1日2回、3つの薬を確実に服用するように心がけましょう。また、服用終了後は、除菌の成功・失敗を確認するために、ピロリ菌検査を再度実施する必要があります。
一次除菌(1回目の除菌)での除菌成功率は80%ほどですが、近年、低下傾向にあります。これは、主に抗菌剤であるクラリスロマイシンを中心とした、ピロリ菌による薬への耐性獲得があると考えられます。

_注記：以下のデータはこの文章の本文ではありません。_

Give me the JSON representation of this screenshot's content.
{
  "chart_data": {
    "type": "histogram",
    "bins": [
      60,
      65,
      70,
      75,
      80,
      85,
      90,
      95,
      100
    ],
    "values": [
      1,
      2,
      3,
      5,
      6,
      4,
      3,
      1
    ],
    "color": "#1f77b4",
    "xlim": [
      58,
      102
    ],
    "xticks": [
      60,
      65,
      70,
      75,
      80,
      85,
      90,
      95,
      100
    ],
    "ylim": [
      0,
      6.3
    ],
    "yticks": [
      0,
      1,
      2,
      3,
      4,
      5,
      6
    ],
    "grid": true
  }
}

一次除菌で除菌が成功しなかった場合には、3剤のうち、クラリスロマイシンを
メトロニダゾールへ置き換えた
二次除菌(2回目の除菌)もあります。
▼二次除菌レジメン
プロトンポンプ阻害薬
ランソプラゾール 30mg
または
オメプラゾール 20mg
または
ラベプラゾール 10mg
または
エソメプラゾール 20mg
いずれか1剤
アモキシシリン水和物 750mg
メトロニダゾール 250mg
上記3剤を同時に1日2回、7日間、服用します。
最後にひとこと
ピロリ菌の除菌ではたくさんの抗菌剤を飲みます。抗菌剤は腸内の善玉菌も殺してしまうため、副作用として軟便や下痢が起こることがあります。これらの副作用が生じても軽度の場合は、途中で服用をやめずに1週間しっかりと飲みきるようにしましょう。
また、副作用を抑えるには、乳酸菌製剤(ビフィズス菌など)をお飲みになるのもおすすめです。